When I hear a director speaking glibly of serving the author, of letting a play speak for itself, my suspicions are aroused
January 24, 2013 § Leave a comment
We perform digital analysis on literary texts not to answer questions, but to generate questions. The questions digital analysis can answer are generally not ‘interesting’ in a humanist sense: but the questions digital analysis provokes often are. And these questions have to be answered by ‘traditional’ literary methods…
If you look for absences of high-frequency items, you are using digital text analysis to do the things it does best compared to human reading: picking up absence, and analysing high-frequency items.
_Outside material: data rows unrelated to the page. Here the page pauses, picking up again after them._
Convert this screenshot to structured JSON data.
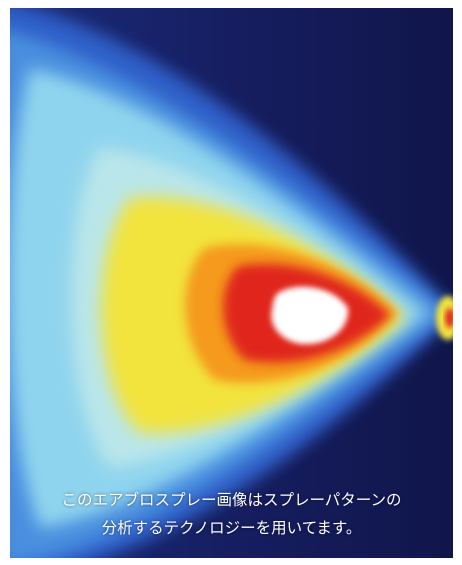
{
  "caption": {
    "line1": "このエアブロスプレー画像はスプレーパターンの",
    "line2": "分析するテクノロジーを用いてます。"
  },
  "colors": {
    "background": "#141a55",
    "outer_blue": "#3f7fd6",
    "cyan": "#8fd7ee",
    "yellow": "#f4e23a",
    "orange": "#f59a1f",
    "red": "#e0281c",
    "core": "#ffffff"
  }
}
Humans are good at spotting the presence of low frequency items, items that disrupt a pattern (outliers, in statistical terms) – but we are not good at noticing things that are not there (dogs that don’t bark in the night) and we are not good at seeing woods (we see trees, especially unusual trees).
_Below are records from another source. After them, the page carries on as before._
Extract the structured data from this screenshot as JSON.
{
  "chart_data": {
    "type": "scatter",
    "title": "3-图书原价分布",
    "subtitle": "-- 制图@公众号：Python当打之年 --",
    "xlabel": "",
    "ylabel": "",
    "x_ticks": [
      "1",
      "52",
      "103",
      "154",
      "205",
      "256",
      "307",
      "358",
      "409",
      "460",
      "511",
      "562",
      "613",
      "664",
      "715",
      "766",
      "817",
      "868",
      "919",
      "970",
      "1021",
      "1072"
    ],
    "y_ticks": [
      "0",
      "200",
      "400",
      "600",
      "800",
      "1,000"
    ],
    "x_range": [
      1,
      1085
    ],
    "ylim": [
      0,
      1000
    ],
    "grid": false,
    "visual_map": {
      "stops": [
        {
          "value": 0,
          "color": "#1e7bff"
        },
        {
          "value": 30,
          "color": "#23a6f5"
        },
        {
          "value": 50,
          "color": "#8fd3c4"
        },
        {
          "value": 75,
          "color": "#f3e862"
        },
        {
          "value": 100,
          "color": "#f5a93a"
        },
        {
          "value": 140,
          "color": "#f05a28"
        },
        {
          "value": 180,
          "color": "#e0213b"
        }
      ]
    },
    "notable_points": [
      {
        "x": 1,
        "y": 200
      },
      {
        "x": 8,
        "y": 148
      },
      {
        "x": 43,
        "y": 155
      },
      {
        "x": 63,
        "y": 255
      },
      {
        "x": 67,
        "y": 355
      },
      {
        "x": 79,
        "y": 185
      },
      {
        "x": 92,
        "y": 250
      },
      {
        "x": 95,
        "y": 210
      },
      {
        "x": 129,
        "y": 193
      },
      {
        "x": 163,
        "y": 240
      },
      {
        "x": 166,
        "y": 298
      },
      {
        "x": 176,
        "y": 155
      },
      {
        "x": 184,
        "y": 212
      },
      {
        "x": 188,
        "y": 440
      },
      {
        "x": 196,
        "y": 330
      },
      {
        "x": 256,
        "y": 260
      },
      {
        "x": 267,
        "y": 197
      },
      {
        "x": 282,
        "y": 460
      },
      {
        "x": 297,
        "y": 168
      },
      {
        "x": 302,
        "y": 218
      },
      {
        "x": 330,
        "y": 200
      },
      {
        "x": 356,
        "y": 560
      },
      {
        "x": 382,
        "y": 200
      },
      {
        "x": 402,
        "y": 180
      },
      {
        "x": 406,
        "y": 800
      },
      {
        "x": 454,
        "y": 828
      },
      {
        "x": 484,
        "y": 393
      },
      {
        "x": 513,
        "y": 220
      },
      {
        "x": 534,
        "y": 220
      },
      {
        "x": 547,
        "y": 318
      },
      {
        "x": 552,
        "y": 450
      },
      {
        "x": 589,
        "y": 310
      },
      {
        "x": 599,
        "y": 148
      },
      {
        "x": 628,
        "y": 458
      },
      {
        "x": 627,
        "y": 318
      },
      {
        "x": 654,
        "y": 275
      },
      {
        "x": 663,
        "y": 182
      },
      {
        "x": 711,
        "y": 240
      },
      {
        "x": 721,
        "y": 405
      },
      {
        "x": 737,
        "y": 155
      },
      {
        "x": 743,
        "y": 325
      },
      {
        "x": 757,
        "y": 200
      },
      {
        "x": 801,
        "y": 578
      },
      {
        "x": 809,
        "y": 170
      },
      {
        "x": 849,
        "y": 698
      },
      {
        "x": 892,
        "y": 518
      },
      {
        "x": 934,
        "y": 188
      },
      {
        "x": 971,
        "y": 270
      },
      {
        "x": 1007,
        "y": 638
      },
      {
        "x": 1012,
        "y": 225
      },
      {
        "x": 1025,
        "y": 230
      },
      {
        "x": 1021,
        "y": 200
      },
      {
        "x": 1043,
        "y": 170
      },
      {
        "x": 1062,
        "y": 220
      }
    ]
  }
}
The Hamlet results were pretty outstanding in this respect: very high up the list, with 3 stars, indicating very strong statistical significance, is a minus result for the pronoun ‘I’. A check across the figures shows that ‘I’ occurs in Hamlet about 184 times every 10,000 words (see the column headed ‘Analysis parts per 10,000′ – Hamlet is the ‘analysis text’ here), whereas in the rest of Shakespeare it occurs about 228 times every 10,000 words (see the column headed ‘Reference parts per 10,000) – the reference corpus is the rest of Shakespeare) – so every 10,000 words in Hamlet have about 40 fewer ‘I’ pronouns than we’d expect.
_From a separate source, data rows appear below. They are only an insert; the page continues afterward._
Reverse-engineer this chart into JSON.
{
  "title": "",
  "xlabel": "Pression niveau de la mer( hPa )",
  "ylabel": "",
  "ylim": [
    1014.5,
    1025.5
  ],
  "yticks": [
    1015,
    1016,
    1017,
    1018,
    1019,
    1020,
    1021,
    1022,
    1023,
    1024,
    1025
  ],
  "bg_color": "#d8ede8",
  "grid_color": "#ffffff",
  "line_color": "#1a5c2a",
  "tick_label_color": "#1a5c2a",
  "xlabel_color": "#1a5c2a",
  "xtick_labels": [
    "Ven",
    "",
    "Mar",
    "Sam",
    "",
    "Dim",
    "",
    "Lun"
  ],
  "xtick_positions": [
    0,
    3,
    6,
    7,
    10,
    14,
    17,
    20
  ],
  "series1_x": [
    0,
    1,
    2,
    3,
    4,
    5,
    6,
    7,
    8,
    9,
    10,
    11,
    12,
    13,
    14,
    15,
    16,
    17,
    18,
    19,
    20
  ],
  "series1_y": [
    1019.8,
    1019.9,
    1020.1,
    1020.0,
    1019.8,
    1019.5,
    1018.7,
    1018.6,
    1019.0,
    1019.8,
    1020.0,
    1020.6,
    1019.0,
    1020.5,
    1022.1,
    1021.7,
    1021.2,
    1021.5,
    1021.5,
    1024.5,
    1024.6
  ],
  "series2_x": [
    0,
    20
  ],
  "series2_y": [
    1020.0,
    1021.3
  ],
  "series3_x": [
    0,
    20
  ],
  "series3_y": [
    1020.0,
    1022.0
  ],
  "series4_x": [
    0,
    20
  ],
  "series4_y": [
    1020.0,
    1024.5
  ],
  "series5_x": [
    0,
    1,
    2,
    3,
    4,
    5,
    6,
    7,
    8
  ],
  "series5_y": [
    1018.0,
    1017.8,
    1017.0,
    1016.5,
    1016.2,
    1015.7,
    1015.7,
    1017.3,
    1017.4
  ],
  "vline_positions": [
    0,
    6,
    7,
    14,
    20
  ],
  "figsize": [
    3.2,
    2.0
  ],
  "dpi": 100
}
Or, to put it another way, Shakespeare normally uses ‘I’ 228 times every 10,000 words. Hamlet is about 30,000 words long, so we’d expect, all other things being equal, that Shakespeare would use ‘I’ 684 times. In fact, he uses it just 546 times – and Wordhoard checks the figures to see if we could expect this drop due to chance or normal variation. The three stars next to the log likelihood score for ‘I’ tell us that this figure is very unlikely to be due to chance – something is causing the drop.
Digital analysis can’t explain the cause of the drop: the only question it is answering here is, ‘How frequently does Shakespeare use “I” in Hamlet compared to his other plays?’. On its own, this is not a very interesting question. But the analysis provokes the much more interesting question, ‘Why does Shakespeare use “I” far less frequently in Hamlet than normal?’.